The Cherhill White horse was cut out of the hillside in 1780. It has been restored several times due to chalk being washed away and weeds growing on it. The horse is visible from miles around and has become a landmark synonymous with the village and local area. The most recent restoration to the delicate chalk carving took place in 2006.
In 2005, the horse was covered in black stripes to give it more of an exotic appearance, the owners of a local car franchise were attempting to make it appear more like a Panda (although it more closely resembled a Zebra), as a publicity stunt to help launch a new vehicle of the same name.
The top of the National Trust owned Cherhill Downs is home to the neolithic settlement, Oldbury Hill Fort. From here it is possible to see the route of an ancient Roman road heading toward the nearby Wansdyke trade route. The top of the hill is popular with ramblers, dog walkers and power kiters, owing to the powerful winds in action.

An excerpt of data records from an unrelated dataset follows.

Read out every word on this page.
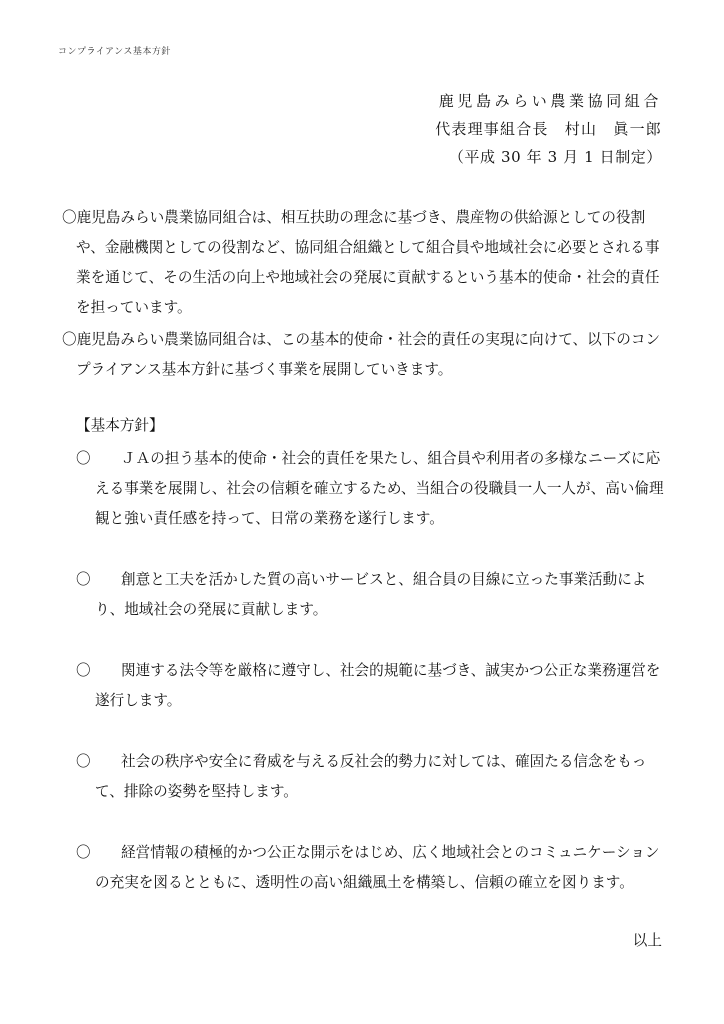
コンプライアンス基本方針
鹿児島みらい農業協同組合
代表理事組合長　村山　眞一郎
（平成 30 年 3 月 1 日制定）

〇鹿児島みらい農業協同組合は、相互扶助の理念に基づき、農産物の供給源としての役割や、金融機関としての役割など、協同組合組織として組合員や地域社会に必要とされる事業を通じて、その生活の向上や地域社会の発展に貢献するという基本的使命・社会的責任を担っています。

〇鹿児島みらい農業協同組合は、この基本的使命・社会的責任の実現に向けて、以下のコンプライアンス基本方針に基づく事業を展開していきます。

【基本方針】
〇	ＪＡの担う基本的使命・社会的責任を果たし、組合員や利用者の多様なニーズに応える事業を展開し、社会の信頼を確立するため、当組合の役職員一人一人が、高い倫理観と強い責任感を持って、日常の業務を遂行します。
〇	創意と工夫を活かした質の高いサービスと、組合員の目線に立った事業活動により、地域社会の発展に貢献します。
〇	関連する法令等を厳格に遵守し、社会的規範に基づき、誠実かつ公正な業務運営を遂行します。
〇	社会の秩序や安全に脅威を与える反社会的勢力に対しては、確固たる信念をもって、排除の姿勢を堅持します。
〇	経営情報の積極的かつ公正な開示をはじめ、広く地域社会とのコミュニケーションの充実を図るとともに、透明性の高い組織風土を構築し、信頼の確立を図ります。
以上
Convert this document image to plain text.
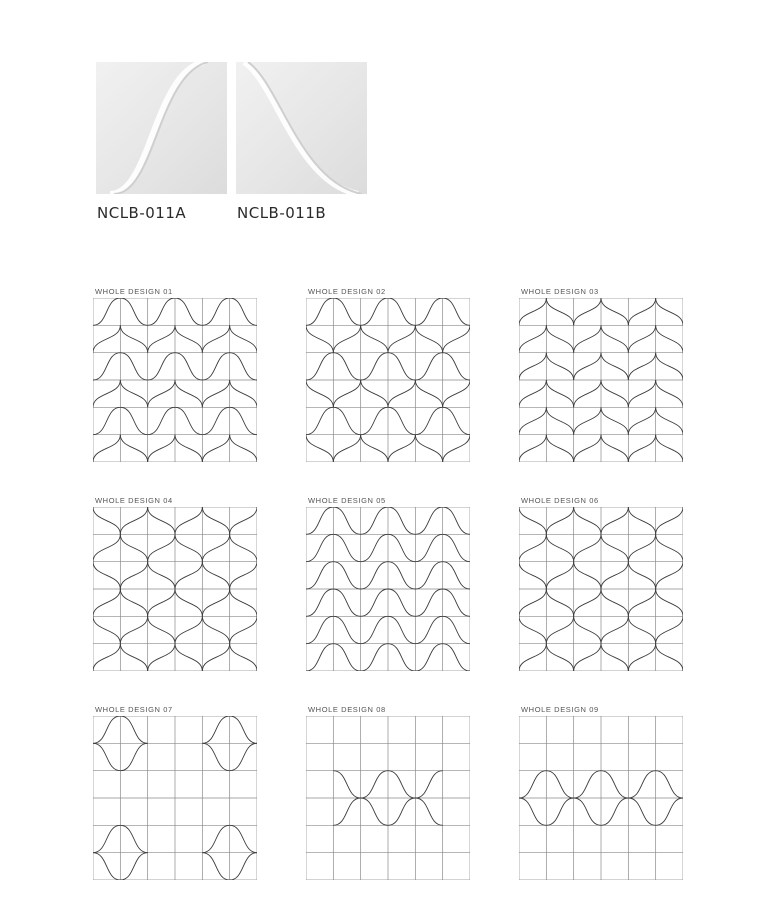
NCLB-011A	NCLB-011B
WHOLE DESIGN 01	WHOLE DESIGN 02	WHOLE DESIGN 03
WHOLE DESIGN 04	WHOLE DESIGN 05	WHOLE DESIGN 06
WHOLE DESIGN 07	WHOLE DESIGN 08	WHOLE DESIGN 09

The Cherhill Gang was a notorious group of highway men who operated in the 18th century on the London to Bath main road (A4) which passes through the village — they were noted for their robbery technique of attacking the carriages of rich Londoners while completely naked, thus shocking passengers into handing over their money and also making it harder to identify them. A painting depicting one such attack can be seen in the Black Horse pub, on the A4 main road in the village. (Wikipedia)
Cherhill is known for the Cherhill White Horse cut into the chalk hillside in 1780, the Landsdowne obelisk on the Cherhill Downs, and the crop circles that appeared in the fields at the bottom of the Downs.